Return to Grace. Karen Harper
not big on this reenactment tactic, but it may help. You may remember even more.”
“But I barely went into the maze that night, just a little ways to yell at them to come out. I went in the entrance and took one turn and it seemed so dark. By the time I started walking back toward the car, they came bursting out through the maze wall.”
“Anything else you recall, just let me know, honey.”
Honey? It was no doubt a slip of the tongue. He’s probably meant to say Hannah. But he still held her arm, stroking it with his thumb as if to calm her, but it didn’t. It had the opposite effect.
“All right, let’s go,” she said, and pulled away to fumble with her door handle, which was still locked until he clicked something so she could open it. The big print sign with the maze rules—Stay on the Paths!—was knocking against something in the wind. It scared her when Linc drew his gun, though he just held it down at his side. In his other hand he held a sturdy flashlight with a bright beam. That made her feel a bit better, as had their earlier heart-to-heart talk today.
Trying to figure him out as a person, not just as an investigator, she’d asked him if he had a family.
“Sure—two brothers who live out near Denver, one of them a police chief. I have nieces and nephews galore. But married with kids? No. Came close, but it wouldn’t have worked out, anyway. Sometime I work 24/7, seven days a week, then can leave on a moment’s notice and be gone for days, like this assignment. Since Quantico—that’s our training site in Virginia—I’ve been busy climbing the Bureau’s ladder—that’s another name for the FBI. My college degree was in finance, but white-collar crimes bored me stiff.”
“So now you’re in a group that looks into murders?”
“Right, violent crimes. Amish country is the last place I thought that would ever take me. If I make it to retirement age at fifty, I don’t know if I could take a place this peaceful.”
“Age fifty? But that’s so young to retire.”
“Only twelve years away, but I’ll find something else to do. Maybe help build barns,” he’d said with a chuckle, though she couldn’t see what was funny about that. And she thought someone that busy could still be lonely, but she didn’t say so yet. Right now, as they approached the maze, that gun was making her feel more jumpy than safe.
“You sure you need the gun?” she asked as her courage wavered again.
“Just a precaution, since I can’t see around the next corner. So how scary are the displays in here?”

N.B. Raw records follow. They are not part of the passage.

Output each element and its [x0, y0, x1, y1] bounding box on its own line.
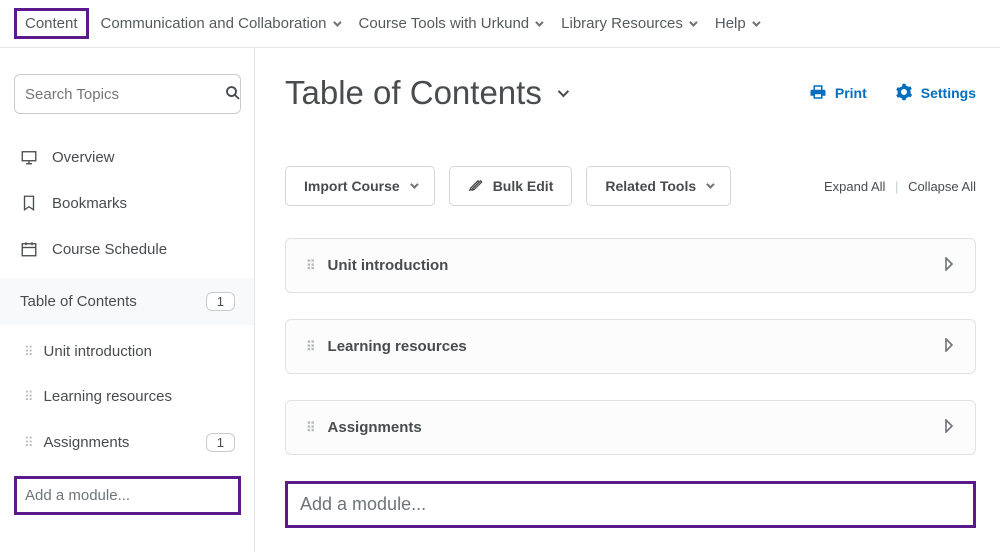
chevron-down-icon: [752, 18, 760, 26]
gear-icon: [895, 83, 913, 104]
module-title: Learning resources: [328, 338, 467, 355]
calendar-icon: [20, 240, 38, 258]
expand-icon[interactable]: [943, 257, 955, 274]
module-assignments[interactable]: ⠿ Assignments: [285, 400, 976, 455]
settings-button[interactable]: Settings: [895, 83, 976, 104]
settings-label: Settings: [921, 85, 976, 101]
bulk-edit-button[interactable]: Bulk Edit: [449, 166, 573, 206]
add-module-placeholder: Add a module...: [25, 487, 130, 504]
drag-handle-icon[interactable]: ⠿: [24, 440, 32, 446]
print-label: Print: [835, 85, 867, 101]
sidebar-module-label: Assignments: [44, 434, 130, 451]
search-icon[interactable]: [224, 84, 242, 105]
page-title: Table of Contents: [285, 74, 542, 112]
chevron-down-icon: [689, 18, 697, 26]
topnav-communication[interactable]: Communication and Collaboration: [91, 9, 349, 38]
print-button[interactable]: Print: [809, 83, 867, 104]
topnav-course-tools[interactable]: Course Tools with Urkund: [349, 9, 552, 38]
sidebar-module-label: Unit introduction: [44, 343, 152, 360]
drag-handle-icon[interactable]: ⠿: [306, 344, 314, 350]
sidebar-toc-header[interactable]: Table of Contents 1: [0, 278, 255, 325]
sidebar-item-label: Bookmarks: [52, 195, 127, 212]
sidebar-module-learning-resources[interactable]: ⠿ Learning resources: [14, 374, 241, 419]
import-course-button[interactable]: Import Course: [285, 166, 435, 206]
topnav-label: Content: [25, 15, 78, 32]
sidebar-module-label: Learning resources: [44, 388, 172, 405]
print-icon: [809, 83, 827, 104]
topnav-label: Library Resources: [561, 15, 683, 32]
bulk-edit-label: Bulk Edit: [493, 178, 554, 194]
topnav-library[interactable]: Library Resources: [551, 9, 705, 38]
search-input[interactable]: [25, 86, 224, 103]
topnav-content[interactable]: Content: [14, 8, 89, 39]
add-module-placeholder: Add a module...: [300, 494, 426, 514]
drag-handle-icon[interactable]: ⠿: [306, 263, 314, 269]
sidebar-item-label: Overview: [52, 149, 115, 166]
title-bar: Table of Contents Print Settings: [285, 74, 976, 112]
drag-handle-icon[interactable]: ⠿: [306, 425, 314, 431]
sidebar-nav: Overview Bookmarks Course Schedule: [14, 134, 241, 272]
related-tools-label: Related Tools: [605, 178, 696, 194]
module-unit-intro[interactable]: ⠿ Unit introduction: [285, 238, 976, 293]
sidebar-module-assignments[interactable]: ⠿ Assignments 1: [14, 419, 241, 466]
drag-handle-icon[interactable]: ⠿: [24, 349, 32, 355]
overview-icon: [20, 148, 38, 166]
toc-label: Table of Contents: [20, 293, 137, 310]
main-content: Table of Contents Print Settings: [255, 48, 1000, 552]
sidebar-item-schedule[interactable]: Course Schedule: [14, 226, 241, 272]
sidebar-item-overview[interactable]: Overview: [14, 134, 241, 180]
module-title: Unit introduction: [328, 257, 449, 274]
related-tools-button[interactable]: Related Tools: [586, 166, 731, 206]
topnav-label: Communication and Collaboration: [101, 15, 327, 32]
chevron-down-icon: [706, 180, 714, 188]
bookmark-icon: [20, 194, 38, 212]
separator: |: [895, 179, 898, 194]
topnav-label: Help: [715, 15, 746, 32]
chevron-down-icon: [535, 18, 543, 26]
sidebar-modules: ⠿ Unit introduction ⠿ Learning resources…: [14, 329, 241, 466]
module-title: Assignments: [328, 419, 422, 436]
topnav-help[interactable]: Help: [705, 9, 768, 38]
expand-icon[interactable]: [943, 419, 955, 436]
collapse-all-link[interactable]: Collapse All: [908, 179, 976, 194]
expand-all-link[interactable]: Expand All: [824, 179, 885, 194]
drag-handle-icon[interactable]: ⠿: [24, 394, 32, 400]
chevron-down-icon: [333, 18, 341, 26]
search-box: [14, 74, 241, 114]
expand-icon[interactable]: [943, 338, 955, 355]
module-count-badge: 1: [206, 433, 235, 452]
top-nav: Content Communication and Collaboration …: [0, 0, 1000, 48]
toolbar: Import Course Bulk Edit Related Tools: [285, 166, 976, 206]
sidebar-add-module-input[interactable]: Add a module...: [14, 476, 241, 515]
main-add-module-input[interactable]: Add a module...: [285, 481, 976, 528]
topnav-label: Course Tools with Urkund: [359, 15, 530, 32]
chevron-down-icon[interactable]: [558, 86, 569, 97]
import-label: Import Course: [304, 178, 400, 194]
sidebar-item-label: Course Schedule: [52, 241, 167, 258]
sidebar: Overview Bookmarks Course Schedule Table…: [0, 48, 255, 552]
sidebar-module-unit-intro[interactable]: ⠿ Unit introduction: [14, 329, 241, 374]
module-learning-resources[interactable]: ⠿ Learning resources: [285, 319, 976, 374]
toc-count-badge: 1: [206, 292, 235, 311]
sidebar-item-bookmarks[interactable]: Bookmarks: [14, 180, 241, 226]
pencil-icon: [468, 177, 483, 195]
chevron-down-icon: [410, 180, 418, 188]
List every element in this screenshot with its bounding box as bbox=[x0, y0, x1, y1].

“I came through once with Seth in our rumspringa years, though we weren’t supposed to because the bishop—my father—didn’t approve of this place with its witches and fake dead bodies. It’s not like things jump at you, at least not back then. They’re mostly stuffed, but some look real, even though most folks come through in the daylight, unless you make special arrangements with the Meyerses for a group after dark and then they watch you like a hawk.”
“Yeah? Then I’ll bet they would have been upset at unannounced night visitors, especially weird-looking ones making noise.”

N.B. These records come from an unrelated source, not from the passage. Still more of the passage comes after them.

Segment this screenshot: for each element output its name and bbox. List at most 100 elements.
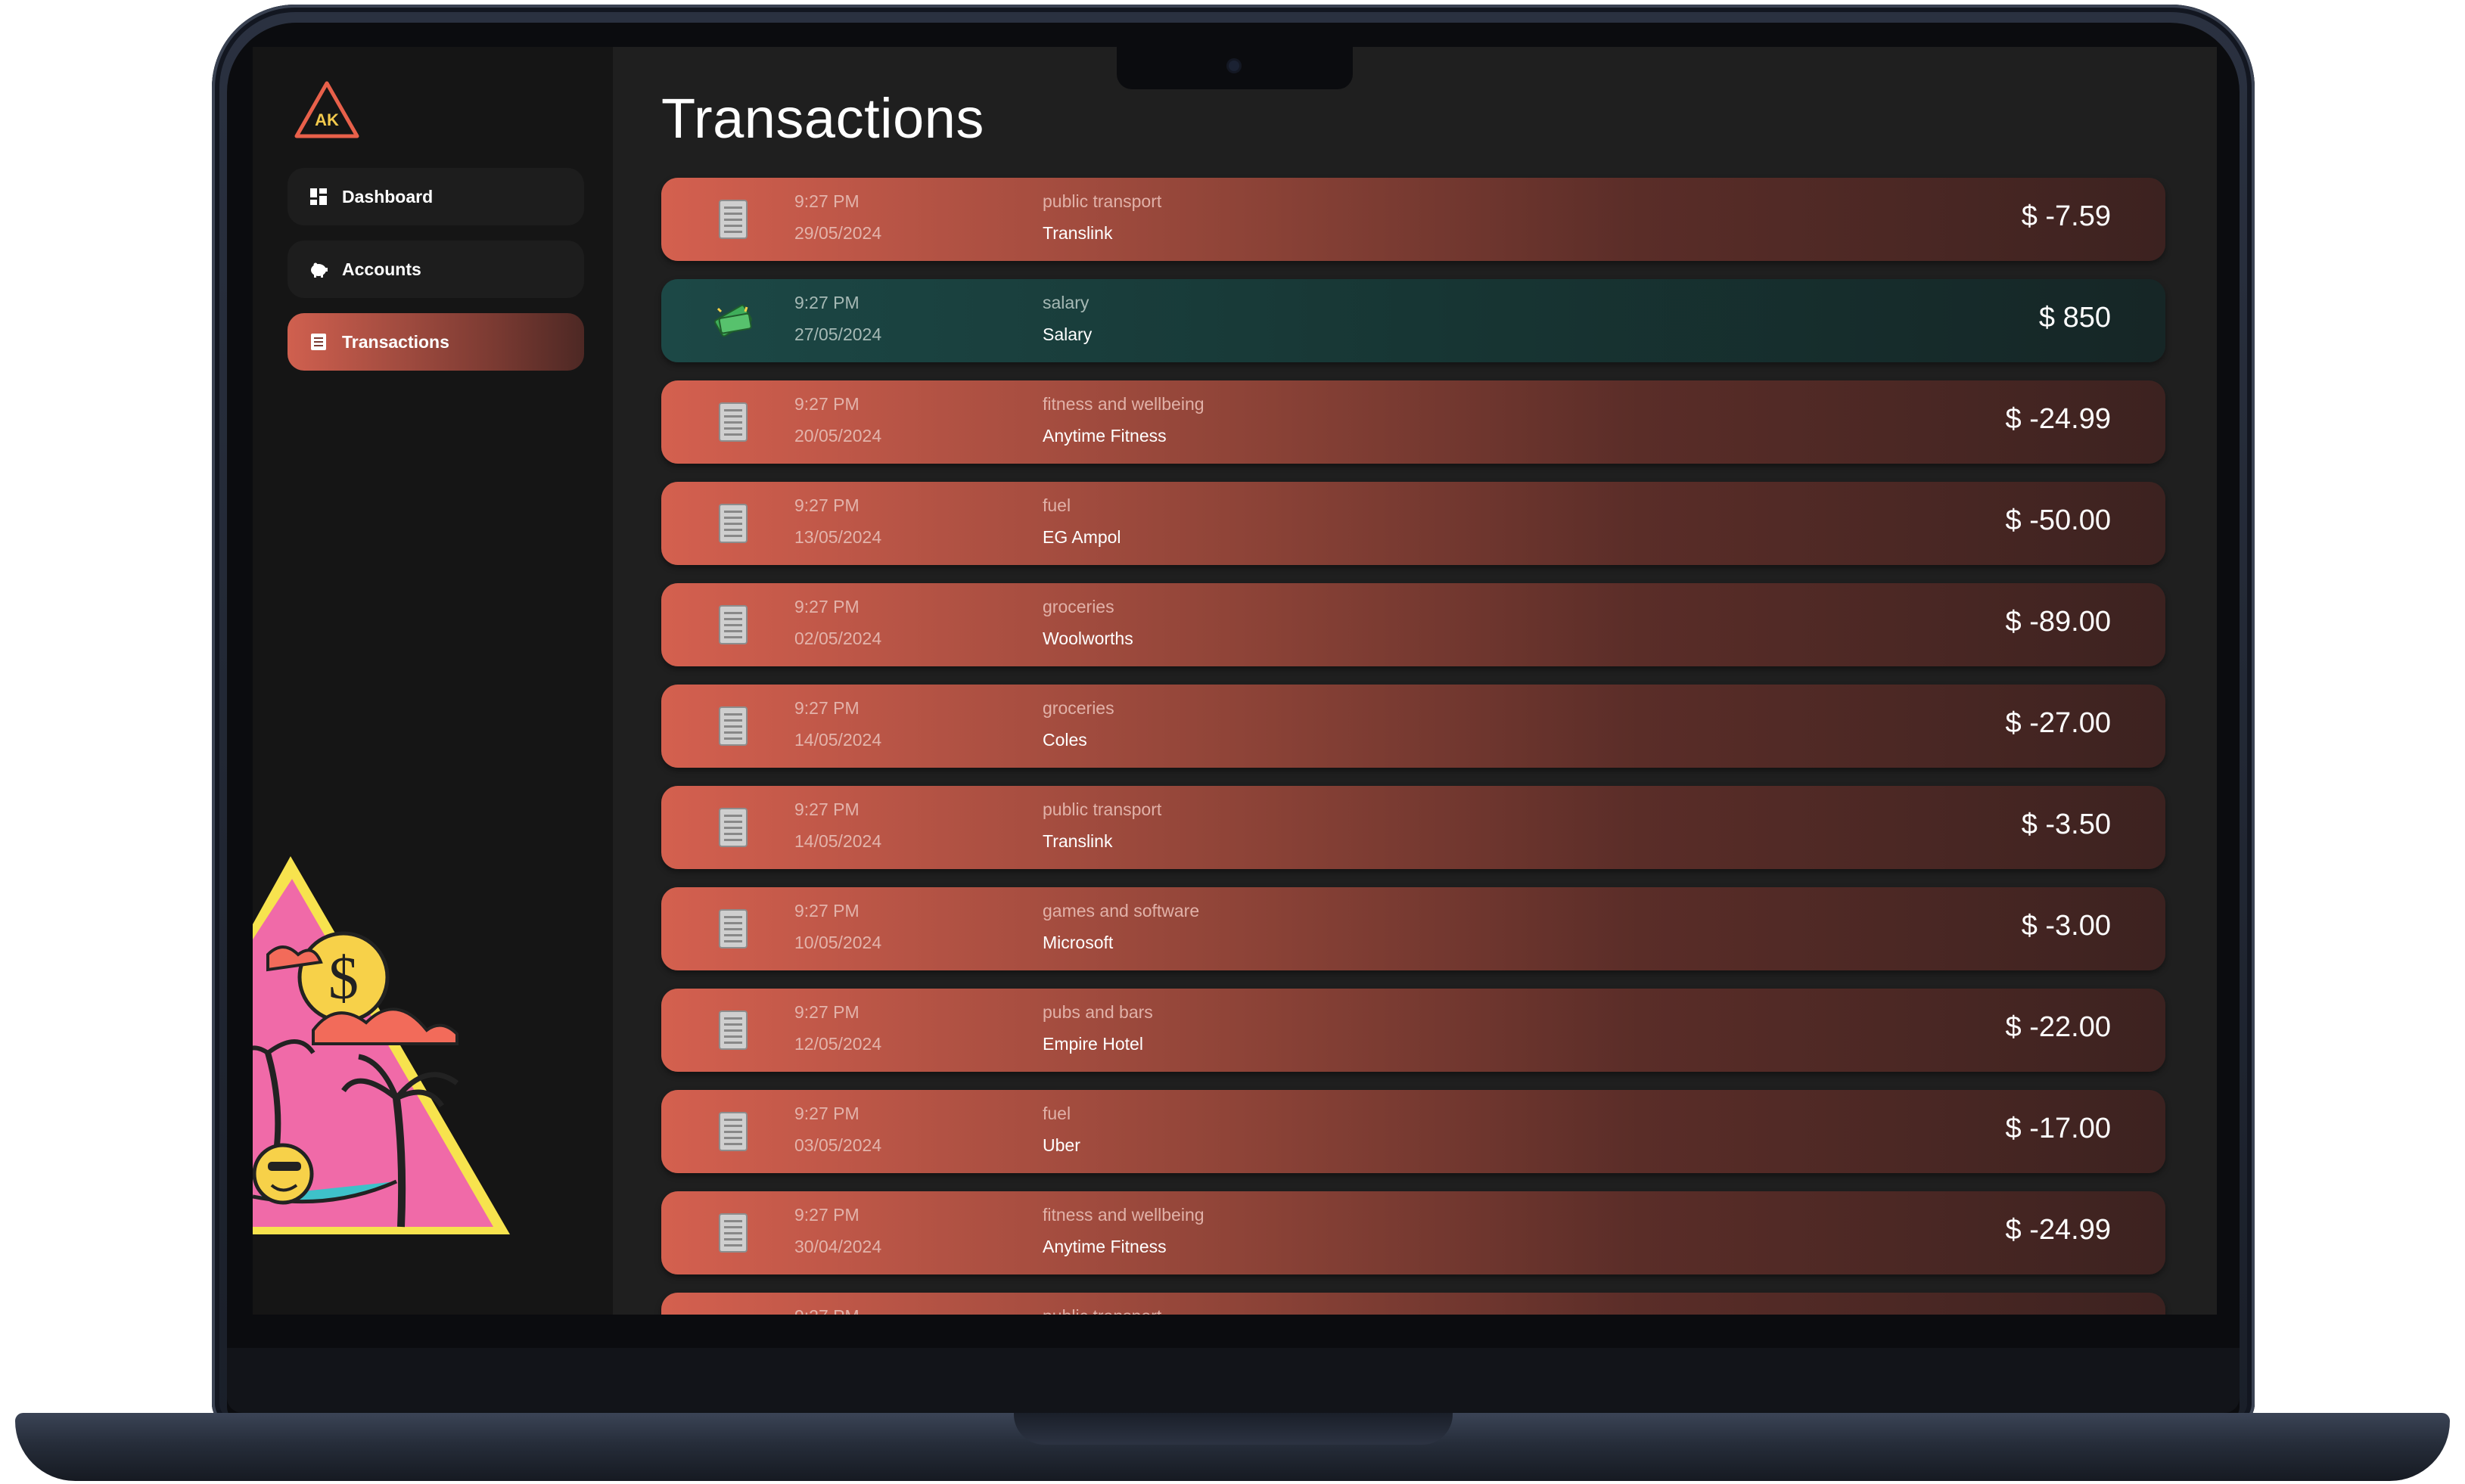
transaction-category: public transport bbox=[1043, 191, 1162, 211]
transaction-category: games and software bbox=[1043, 901, 1200, 921]
transaction-merchant: Salary bbox=[1043, 324, 1093, 344]
transaction-date: 13/05/2024 bbox=[794, 527, 882, 547]
transaction-time: 9:27 PM bbox=[794, 293, 859, 312]
transaction-date: 20/05/2024 bbox=[794, 426, 882, 446]
receipt-icon bbox=[708, 1005, 758, 1055]
transaction-time: 9:27 PM bbox=[794, 1002, 859, 1022]
transaction-date: 27/05/2024 bbox=[794, 324, 882, 344]
sidebar-item-label: Accounts bbox=[342, 259, 421, 279]
sidebar-item-label: Transactions bbox=[342, 331, 449, 352]
transaction-amount: $ -7.59 bbox=[2021, 200, 2111, 232]
warning-triangle-logo-icon: AK bbox=[294, 81, 359, 138]
receipt-icon bbox=[708, 1309, 758, 1315]
transaction-amount: $ -24.99 bbox=[2005, 403, 2111, 435]
transaction-row[interactable]: 9:27 PM 20/05/2024 fitness and wellbeing… bbox=[661, 380, 2165, 464]
transaction-row[interactable]: 9:27 PM 12/05/2024 pubs and bars Empire … bbox=[661, 989, 2165, 1072]
sidebar-item-accounts[interactable]: Accounts bbox=[288, 241, 584, 298]
transaction-time: 9:27 PM bbox=[794, 394, 859, 414]
transaction-amount: $ -50.00 bbox=[2005, 504, 2111, 536]
transaction-category: salary bbox=[1043, 293, 1090, 312]
transaction-row[interactable]: 9:27 PM 03/05/2024 fuel Uber $ -17.00 bbox=[661, 1090, 2165, 1173]
transaction-row[interactable]: 9:27 PM 14/05/2024 groceries Coles $ -27… bbox=[661, 685, 2165, 768]
transaction-row[interactable]: 9:27 PM 27/05/2024 salary Salary $ 850 bbox=[661, 279, 2165, 362]
transaction-amount: $ -24.99 bbox=[2005, 1214, 2111, 1246]
main-content: Transactions 9:27 PM 29/05/2024 public t… bbox=[613, 47, 2217, 1315]
receipt-icon bbox=[708, 397, 758, 447]
transaction-category: public transport bbox=[1043, 1306, 1161, 1315]
transaction-category: fuel bbox=[1043, 495, 1071, 515]
transaction-row[interactable]: 9:27 PM 29/05/2024 public transport Tran… bbox=[661, 178, 2165, 261]
transaction-amount: $ -89.00 bbox=[2005, 606, 2111, 638]
transaction-row[interactable]: 9:27 PM 30/04/2024 fitness and wellbeing… bbox=[661, 1191, 2165, 1274]
receipt-icon bbox=[708, 600, 758, 650]
sidebar-item-transactions[interactable]: Transactions bbox=[288, 313, 584, 371]
transaction-merchant: Microsoft bbox=[1043, 933, 1114, 952]
transaction-time: 9:27 PM bbox=[794, 1205, 859, 1225]
receipt-list-icon bbox=[309, 332, 328, 352]
transaction-amount: $ -3.00 bbox=[2021, 910, 2111, 942]
sidebar: AK Dashboard Accounts Transactions $ bbox=[253, 47, 613, 1315]
screen: AK Dashboard Accounts Transactions $ Tra… bbox=[253, 47, 2217, 1315]
transaction-category: public transport bbox=[1043, 799, 1162, 819]
transaction-time: 9:27 PM bbox=[794, 191, 859, 211]
piggy-bank-icon bbox=[309, 259, 328, 279]
transaction-amount: $ 850 bbox=[2038, 302, 2111, 334]
transaction-category: fitness and wellbeing bbox=[1043, 394, 1205, 414]
transaction-amount: $ -27.00 bbox=[2005, 707, 2111, 739]
transaction-date: 14/05/2024 bbox=[794, 831, 882, 851]
receipt-icon bbox=[708, 1107, 758, 1156]
transaction-merchant: Uber bbox=[1043, 1135, 1080, 1155]
transaction-category: pubs and bars bbox=[1043, 1002, 1153, 1022]
svg-text:AK: AK bbox=[315, 110, 339, 129]
transaction-merchant: Translink bbox=[1043, 223, 1113, 243]
transaction-merchant: Anytime Fitness bbox=[1043, 426, 1167, 446]
transaction-date: 10/05/2024 bbox=[794, 933, 882, 952]
transaction-date: 03/05/2024 bbox=[794, 1135, 882, 1155]
receipt-icon bbox=[708, 803, 758, 852]
laptop-opening-groove bbox=[1014, 1413, 1453, 1445]
receipt-icon bbox=[708, 904, 758, 954]
transaction-date: 29/05/2024 bbox=[794, 223, 882, 243]
transaction-merchant: Coles bbox=[1043, 730, 1087, 750]
transaction-merchant: Anytime Fitness bbox=[1043, 1237, 1167, 1256]
receipt-icon bbox=[708, 194, 758, 244]
transaction-time: 9:27 PM bbox=[794, 597, 859, 616]
receipt-icon bbox=[708, 1208, 758, 1258]
transaction-time: 9:27 PM bbox=[794, 1104, 859, 1123]
transaction-category: groceries bbox=[1043, 597, 1114, 616]
transaction-time: 9:27 PM bbox=[794, 901, 859, 921]
transaction-date: 02/05/2024 bbox=[794, 629, 882, 648]
transaction-row[interactable]: 9:27 PM 10/05/2024 games and software Mi… bbox=[661, 887, 2165, 970]
transaction-merchant: EG Ampol bbox=[1043, 527, 1121, 547]
receipt-icon bbox=[708, 701, 758, 751]
transaction-time: 9:27 PM bbox=[794, 799, 859, 819]
sidebar-item-dashboard[interactable]: Dashboard bbox=[288, 168, 584, 225]
transaction-date: 30/04/2024 bbox=[794, 1237, 882, 1256]
transaction-date: 12/05/2024 bbox=[794, 1034, 882, 1054]
sidebar-item-label: Dashboard bbox=[342, 186, 434, 206]
transaction-row[interactable]: 9:27 PM 02/05/2024 groceries Woolworths … bbox=[661, 583, 2165, 666]
transaction-time: 9:27 PM bbox=[794, 1306, 859, 1315]
receipt-icon bbox=[708, 498, 758, 548]
transaction-amount: $ -3.50 bbox=[2021, 809, 2111, 840]
transaction-category: groceries bbox=[1043, 698, 1114, 718]
transaction-row[interactable]: 9:27 PM public transport bbox=[661, 1293, 2165, 1315]
transaction-row[interactable]: 9:27 PM 13/05/2024 fuel EG Ampol $ -50.0… bbox=[661, 482, 2165, 565]
transaction-amount: $ -22.00 bbox=[2005, 1011, 2111, 1043]
beach-money-illustration: $ bbox=[253, 856, 525, 1265]
transaction-merchant: Empire Hotel bbox=[1043, 1034, 1143, 1054]
transaction-time: 9:27 PM bbox=[794, 698, 859, 718]
svg-text:$: $ bbox=[328, 945, 359, 1012]
transaction-merchant: Translink bbox=[1043, 831, 1113, 851]
sidebar-nav: Dashboard Accounts Transactions bbox=[288, 168, 584, 386]
money-icon bbox=[708, 296, 758, 346]
dashboard-icon bbox=[309, 187, 328, 206]
transaction-list[interactable]: 9:27 PM 29/05/2024 public transport Tran… bbox=[661, 178, 2165, 1315]
transaction-row[interactable]: 9:27 PM 14/05/2024 public transport Tran… bbox=[661, 786, 2165, 869]
app-logo[interactable]: AK bbox=[294, 80, 360, 139]
camera-notch bbox=[1117, 47, 1353, 89]
page-title: Transactions bbox=[661, 87, 984, 150]
transaction-date: 14/05/2024 bbox=[794, 730, 882, 750]
transaction-time: 9:27 PM bbox=[794, 495, 859, 515]
laptop-chin bbox=[227, 1348, 2240, 1413]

Despite fitful moonlight and Linc’s flashlight beam, it was instantly darker inside the maze. The dry cornstalks rustled and seemed to press in on them. Shadows leaped from everywhere.
“Okay, so the guys probably turned to the right here,” he said, darting his beam into the blackness.
“I’m not sure, but they did eventually emerge from the right side of the maze, over this way. But they were inside here long enough that they could have gotten a lot farther than this.”
“The Meyers brothers must know this labyrinth in their sleep. They could have been in here, nearby, and Kevin and Mike wouldn’t even have known it.”
Hannah gasped when they walked through fake, suspended cobwebs—yarn?—around the next turn, but Linc just shoved them away with the flashlight. The beam bounced across his face. It almost made his features look like a fright mask she’d seen uptown in the drugstore near Halloween. While Hannah hung back a bit, Linc peered around another corner. It was all she could do to keep from taking his arm, clinging to him.
“Don’t look here,” he said, stepping back almost into her. “It’s a gross ghoul or zombie in an open coffin. Tell you what, let’s do this backward since you do know where they emerged from. They should hand out maps of these paths.”